The case was recently decided by the California Supreme Court, which agreed with the lower courts. According to the justices, the Compassionate Use Act does not give marijuana the same status as legal prescription drugs. “No state law could completely legalize marijuana for medical purpose,” the court held, “because the drug remains illegal under federal law . . . even for medical users.” Moreover, the court found that neither the plain language nor history of the Act suggests that the voters intended the measure to address the respective rights and obligations of employers and employees.

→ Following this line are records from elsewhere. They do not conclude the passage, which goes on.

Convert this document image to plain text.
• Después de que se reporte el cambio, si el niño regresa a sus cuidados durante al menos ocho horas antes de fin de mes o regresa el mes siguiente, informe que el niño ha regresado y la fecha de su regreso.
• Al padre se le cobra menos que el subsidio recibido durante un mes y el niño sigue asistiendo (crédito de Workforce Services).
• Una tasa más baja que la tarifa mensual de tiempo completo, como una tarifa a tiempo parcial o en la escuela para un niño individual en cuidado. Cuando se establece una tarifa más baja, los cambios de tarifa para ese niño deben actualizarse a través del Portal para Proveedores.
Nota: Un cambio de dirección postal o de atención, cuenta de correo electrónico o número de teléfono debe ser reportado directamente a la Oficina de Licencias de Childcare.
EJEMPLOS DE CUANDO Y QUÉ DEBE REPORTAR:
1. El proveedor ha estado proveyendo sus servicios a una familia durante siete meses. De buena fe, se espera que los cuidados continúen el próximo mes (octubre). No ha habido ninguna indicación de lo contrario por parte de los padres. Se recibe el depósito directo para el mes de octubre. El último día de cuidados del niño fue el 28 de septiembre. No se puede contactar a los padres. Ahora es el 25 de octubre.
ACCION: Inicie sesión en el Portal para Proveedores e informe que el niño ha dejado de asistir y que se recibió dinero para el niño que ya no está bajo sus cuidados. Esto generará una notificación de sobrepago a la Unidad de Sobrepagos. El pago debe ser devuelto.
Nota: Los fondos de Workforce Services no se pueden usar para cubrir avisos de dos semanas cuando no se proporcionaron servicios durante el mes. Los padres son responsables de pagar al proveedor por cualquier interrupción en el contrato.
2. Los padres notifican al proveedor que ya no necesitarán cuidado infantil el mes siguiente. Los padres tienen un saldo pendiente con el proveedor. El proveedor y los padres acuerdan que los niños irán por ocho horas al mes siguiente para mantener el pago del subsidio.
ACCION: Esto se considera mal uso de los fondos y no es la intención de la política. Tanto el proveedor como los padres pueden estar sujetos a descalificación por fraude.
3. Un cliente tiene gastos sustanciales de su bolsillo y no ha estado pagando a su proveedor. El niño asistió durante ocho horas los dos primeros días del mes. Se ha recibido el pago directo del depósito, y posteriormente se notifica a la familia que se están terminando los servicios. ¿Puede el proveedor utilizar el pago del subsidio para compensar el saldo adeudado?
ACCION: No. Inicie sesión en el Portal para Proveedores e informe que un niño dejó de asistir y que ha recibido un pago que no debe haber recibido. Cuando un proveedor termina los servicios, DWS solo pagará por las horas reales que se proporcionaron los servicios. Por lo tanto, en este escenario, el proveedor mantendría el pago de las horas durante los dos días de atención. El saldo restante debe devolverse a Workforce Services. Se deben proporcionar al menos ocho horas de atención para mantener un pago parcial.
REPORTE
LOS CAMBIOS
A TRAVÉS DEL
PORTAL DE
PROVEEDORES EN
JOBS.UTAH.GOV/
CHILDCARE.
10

Since the FEHA does not require employers to accommodate the use of illegal drugs, the court concluded, Ross cannot state a cause of action based on his employer’s refusal to accommodate his use of marijuana. In affirming the lower courts’ decision to dismiss Ross’ suit, the court wrote: “[u]nder California law, an employer may require preemployment drug tests and take illegal drug use into consideration in making employment decisions.”
According to David Fishman, an attorney in Ogletree Deakins’ Los Angeles office: “While the Supreme Court’s decision in RagingWire is a victory for employers that conduct, or plan to conduct, pre-employment drug tests, employers should be mindful of several important practical implications of the decision.”

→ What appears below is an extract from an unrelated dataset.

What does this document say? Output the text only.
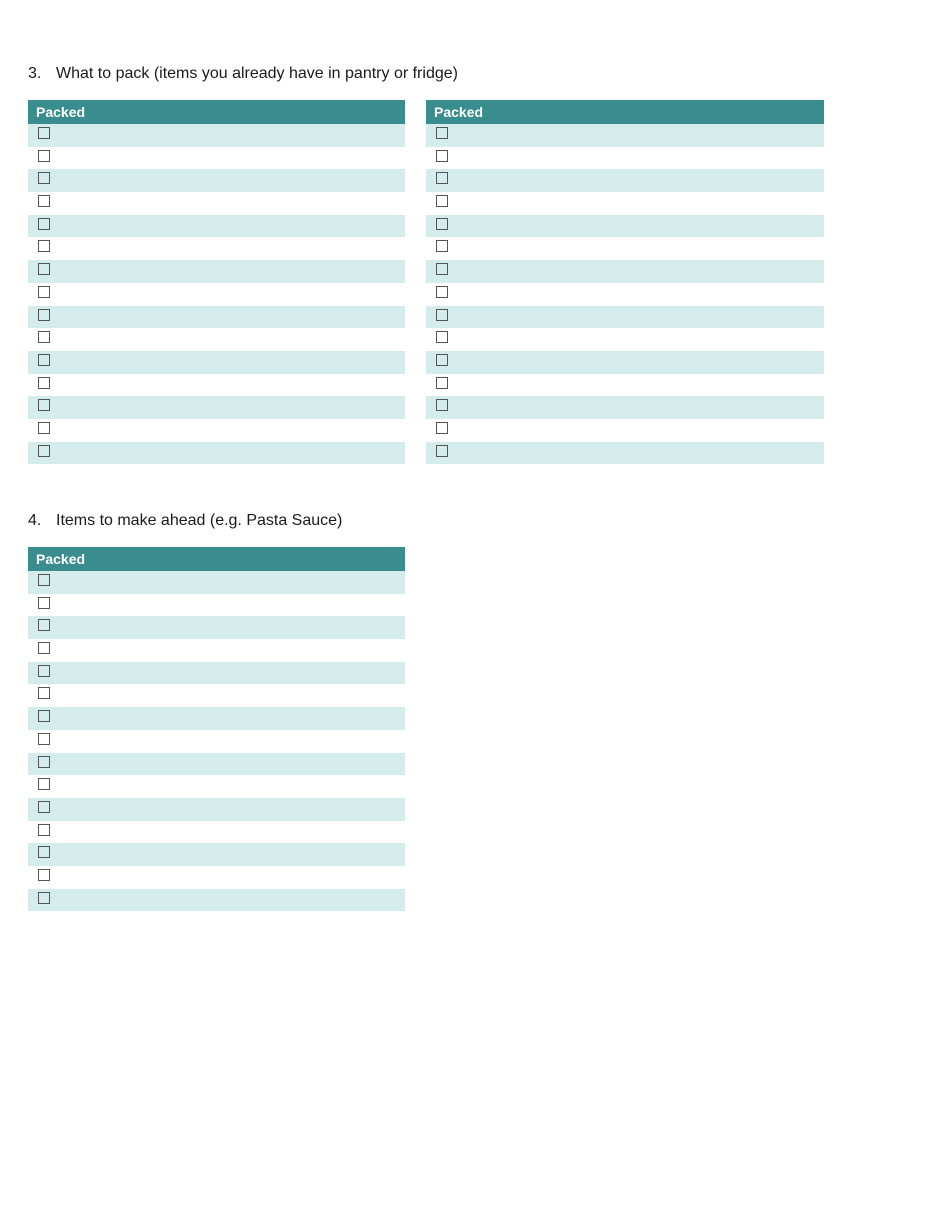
3. What to pack (items you already have in pantry or fridge)
Packed	Packed
4. Items to make ahead (e.g. Pasta Sauce)
Packed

First, Fishman notes, the opinion only addresses a single narrow issue: an employer is not required to disregard a positive preemployment drug test as a reasonable accommodation for a job applicant’s disability. However, with regard to use of marijuana for medicinal purposes by a current employee, it is likely necessary for an employer to engage in the interactive process to determine whether there is an alternative reasonable accommodation for the employee’s disability.
Second, the decision only applies in California. This is an important consideration for employers that operate outside of California. There are more than 10 other states that have laws similar to California's Compassionate Use Act, and it is possible another state would reach a different result under its laws.
Third, employers should carefully review their policies with legal counsel to ensure that they are carefully drafted to prohibit all illegal drug use and not just drug use that occurs on work time or while at work.
Finally, Fishman continued, as both the Court of Appeals and the Supreme Court invited, employers should be cognizant that the state legislature may enact legislation clarifying the interplay between the Compassionate Use Act and the Fair Employment and Housing Act. In fact, supporters of legislation to overturn the decision have already mobilized and latched on to Justice Joyce L. Kennard’s dissenting opinion, which stated that the majority’s ruling “has seriously compromised the Compassionate Use Act, denying to those who must work for a living its promised benefits.”
Note: This article was published in the January 31, 2008 issue of the California eAuthority.